Os Museus de Ciência como Promotores do Engajamento de Meninas Normalistas com Ciência e Tecnologia

2024-05-21

Autoria: Aline Martins; Monica Santos Dahmouche; Simone Pinheiro Pinto; Monica Lacerda; Amanda Silva

O Museu Ciência e Vida vem, desde 2014, se dedicando ao desenvolvimento de ações que joguem luz sobre o binômio gênero-ciência, especialmente relacionado à presença das mulheres nas ciências exatas. A primeira iniciativa foi a organização e execução da exposição “Pioneiras da Ciência no Brasil", inspirada no livro homônimo editado pelo CNPq (Dahmouche, 2022).  

Em 2019, o Museu Ciência e Vida, em parceria com  o Campus UFRJ - Duque de Caxias, iniciou um conjunto de atividades de promoção da cultura científica para impulsionar a inserção de meninas e mulheres nas áreas de ciências exatas, engenharias e computação. Como uma ação de território, ambas instituições se uniram para atrair as jovens das escolas públicas da região para participarem do projeto Meninas nas Exatas da Baixada Fluminense, com atividades na universidade e no espaço museal (Dahmouche, 2024). O desenvolvimento dessas ações foi voltado para 15 alunas e cinco professores de cinco escolas públicas de Duque de Caxias, além de três alunas universitárias, da UFRJ. Foram desenvolvidas diversas ações práticas de nanotecnologia nos laboratórios da URFJ - DC, atividades de divulgação científica e promoção da cultura científica no museu, bem como exibição de exposições e mesa redonda sobre o tema, nas cinco escolas (Dahmouche et al, 2022; Lacerda et al, 2022). As atividades nas escolas foram mais abrangentes, abertas ao público escolar interessado no tema. A iniciativa teve financiamento do CNPq, em 2019,  e da Faperj em 2022. 

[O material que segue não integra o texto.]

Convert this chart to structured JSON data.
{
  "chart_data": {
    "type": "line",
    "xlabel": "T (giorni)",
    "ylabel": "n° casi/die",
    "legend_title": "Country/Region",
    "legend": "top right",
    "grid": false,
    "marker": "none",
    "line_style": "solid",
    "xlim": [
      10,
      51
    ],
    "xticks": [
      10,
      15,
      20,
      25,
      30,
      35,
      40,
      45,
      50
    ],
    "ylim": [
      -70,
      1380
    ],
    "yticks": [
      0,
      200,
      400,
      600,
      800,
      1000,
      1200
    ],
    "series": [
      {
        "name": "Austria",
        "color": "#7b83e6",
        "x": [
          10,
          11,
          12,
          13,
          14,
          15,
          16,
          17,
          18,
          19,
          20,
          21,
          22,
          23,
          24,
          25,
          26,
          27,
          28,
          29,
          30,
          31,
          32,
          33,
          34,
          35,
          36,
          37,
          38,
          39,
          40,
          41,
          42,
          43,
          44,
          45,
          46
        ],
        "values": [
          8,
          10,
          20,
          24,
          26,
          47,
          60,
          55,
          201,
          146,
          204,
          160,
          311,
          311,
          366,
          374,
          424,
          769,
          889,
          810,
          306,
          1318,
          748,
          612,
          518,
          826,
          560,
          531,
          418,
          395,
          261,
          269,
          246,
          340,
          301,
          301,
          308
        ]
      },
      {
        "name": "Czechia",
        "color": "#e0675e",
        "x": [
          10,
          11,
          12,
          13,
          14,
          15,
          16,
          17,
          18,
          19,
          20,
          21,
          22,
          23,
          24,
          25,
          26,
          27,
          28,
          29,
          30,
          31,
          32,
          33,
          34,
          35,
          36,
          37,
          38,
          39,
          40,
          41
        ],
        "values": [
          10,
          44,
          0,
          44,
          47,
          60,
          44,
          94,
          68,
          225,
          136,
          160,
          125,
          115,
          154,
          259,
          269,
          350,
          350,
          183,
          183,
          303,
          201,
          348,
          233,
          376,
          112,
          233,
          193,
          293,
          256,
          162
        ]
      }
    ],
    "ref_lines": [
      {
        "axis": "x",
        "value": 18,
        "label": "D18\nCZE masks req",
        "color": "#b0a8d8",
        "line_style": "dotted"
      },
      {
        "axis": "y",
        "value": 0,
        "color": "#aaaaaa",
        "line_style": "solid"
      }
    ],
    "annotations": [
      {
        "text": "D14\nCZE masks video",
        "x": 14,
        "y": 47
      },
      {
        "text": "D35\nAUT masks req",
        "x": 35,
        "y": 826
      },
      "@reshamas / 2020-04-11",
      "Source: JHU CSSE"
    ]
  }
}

Como desdobramento desse movimento, em 2022, o Museu Ciência e Vida, mantendo a parceria, organizou o primeiro Hackathon Meninas Normalistas, voltado exclusivamente para estudantes dos cursos de formação de professores, no âmbito do ensino médio (Dahmouche; Pinto, 2022). A motivação para o desenvolvimento do hackaton para meninas (cis, trans e que se identifiquem como gênero feminino), estudantes do curso de formação de  professores, foi oferecer a estas jovens a oportunidade de unir ciência e robótica, possibilitando uma variedade de descobertas entorno dos conteúdos curriculares das disciplinas do ensino formal em um ambiente diferenciado da sala da aula, corroborando com a abordagem STEM, onde as participantes são provocadas a resolver problemas e desafios do cotidiano propondo soluções. Esta iniciativa pretendeu contribuir para reflexões sobre ciência e tecnologia no espaço museal e para desmistificar a ideia de que ciências exatas são áreas do conhecimento de domínio masculino. Cabe destacar que a carga horária de ciências na formação de professores é de apenas 800h, divididas ao longo de todo o curso, enquanto no ensino médio a carga horária média é de 1300h. Ou seja, as estudantes normalistas têm menos contato com os conteúdos de ciência, e consequentemente ficam com uma lacuna de formação nesta área. Os reflexos são observados, principalmente, nos anos iniciais do ensino fundamental, que ainda apresentam em seus quadros professores sem formação superior. Dados do Censo Escolar de 2020 mostram que, no país, 14,7% dos docentes possuem formação de nível médio normal ou magistério. Percentual similar, 14,3%, é observado na educação infantil (INEP, 2022). Observando os dados de 2023 dos quatro municípios que têm escolas participantes no Hackathon Meninas Normalistas (HMN), o percentual de professores desses períodos escolares sem formação superior em Duque de Caxias, Queimados, Rio de Janeiro e São João de Meriti são, respectivamente, 48,2%, 49,1%, 24,6% e 67,0%. Todos superiores à média nacional de 2020 (INEP, 2023).  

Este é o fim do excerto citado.